The first thing that went through my mind was a song I used to love in the 90’s.   My mind could hear the riff of the guitar as the words played in my mind:

For three strange days
I had no obligations
My mind was a blur
I did not know what to do.
And then I lost myself

I, for the life of me could not remember anymore of the song.  I could not even remember who sang it.  Thank God for Google and the world-wide web.  I vaguely remembered the band School of Fish and when I looked up the lyrics, I found that they were actually really depressing.

For me, these have been three strange days, but unlike the lead singer, I have not lost my motivation.  On the contrary, I have relished in the gift of freedom that snow days bestow.

A gift, you scoff!  What about all the other days off?

Don’t you think, dear reader, I know you are dubious of the complexities of my job.  You see it as a cake walk: three days at Thanksgiving, two weeks at Christmas, Spring Break, and then nine weeks in the summer!  But, what you do not understand is the paradox of teaching: we work our asses off for 187 days a year because we need for the students to excel and be better at whatever subjects we teach, and in order to do that, we need days off to regroup, reevaluate lessons, and recharge our batteries.

Everyone feels burnout, you say.  Well, I do not disagree, but please, try to be a teacher for even a year, and you might think a little less critically of our chosen calling.
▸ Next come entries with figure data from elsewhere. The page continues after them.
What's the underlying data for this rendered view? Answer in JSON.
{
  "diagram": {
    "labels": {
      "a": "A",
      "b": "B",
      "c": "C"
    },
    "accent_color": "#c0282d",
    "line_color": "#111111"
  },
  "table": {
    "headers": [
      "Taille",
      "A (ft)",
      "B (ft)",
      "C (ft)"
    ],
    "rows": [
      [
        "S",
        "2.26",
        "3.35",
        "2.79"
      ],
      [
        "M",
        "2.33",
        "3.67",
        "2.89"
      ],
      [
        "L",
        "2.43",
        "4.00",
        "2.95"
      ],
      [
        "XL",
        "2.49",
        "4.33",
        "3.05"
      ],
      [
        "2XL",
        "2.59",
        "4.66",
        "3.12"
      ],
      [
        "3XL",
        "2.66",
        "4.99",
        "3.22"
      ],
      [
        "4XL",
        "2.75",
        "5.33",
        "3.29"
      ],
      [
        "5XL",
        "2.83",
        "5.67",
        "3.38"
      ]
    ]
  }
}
Now, I do not mean to put you on the defensive or make you angry.  I love my job and I am grateful for the time off that school districts give students and teachers to restore their enthusiasm and yearning to learn.  Likewise, I was grateful for our winter break.  I crossed many items off of my list.  I shopped, cooked, entertained, visited, cleaned, worked out, graded some papers (not as many as I should have, I will admit), and relaxed with my family.  It was the perfect break.

Oh, but then the Polar Vortex hit, and three magical free days were conjured in the universe.  Free Days.  I did not plan on these days.  I did not have a schedule of chores that needed to be accomplished.  I did not have any set list of items that needed attention because these days were not planned, and thus, they were a gift.

For three strange days I had no obligations….

With no obligation comes the ability to just exist.  I kind of zenned out in my own little existential experiment.  I realized that nothing had to be done, so I decided what should be done was anything that I wanted to get done.  Do you understand the enormity of this gift for a 44 year-old, full-time working mother of three?

So what did I do?

  • I read The Fault in Our Stars cover-to-cover.  I would recommend it because it is incredibly well written, but blubbering for forty or more pages makes it a hard book to recommend.  Okay, screw it.   I cried but I also laughed. You should read it!  It’s that good!
  • I worked out twice!  I never find time to workout during the week, or is it that I find a million other things to do besides working out during the week?  Well, whichever way, the endorphins made me feel strong.
  • I played countless games of Life with the girls.  I won more than once.  I always pick the college track, and I think they are starting to realize that long-term earnings increase exponentially with a college education.
  • I slept.  One can NEVER sleep enough, in my opinion.
  • I cooked delicious meals.
  • I blogged.

It was a glorious, unencumbered three days, and it was almost better than any planned vacation.

If only I could give the gift to each of you readers so you can understand how having three strange days can seem like the perfect motivation to get done some of the things you never seem to find time to do.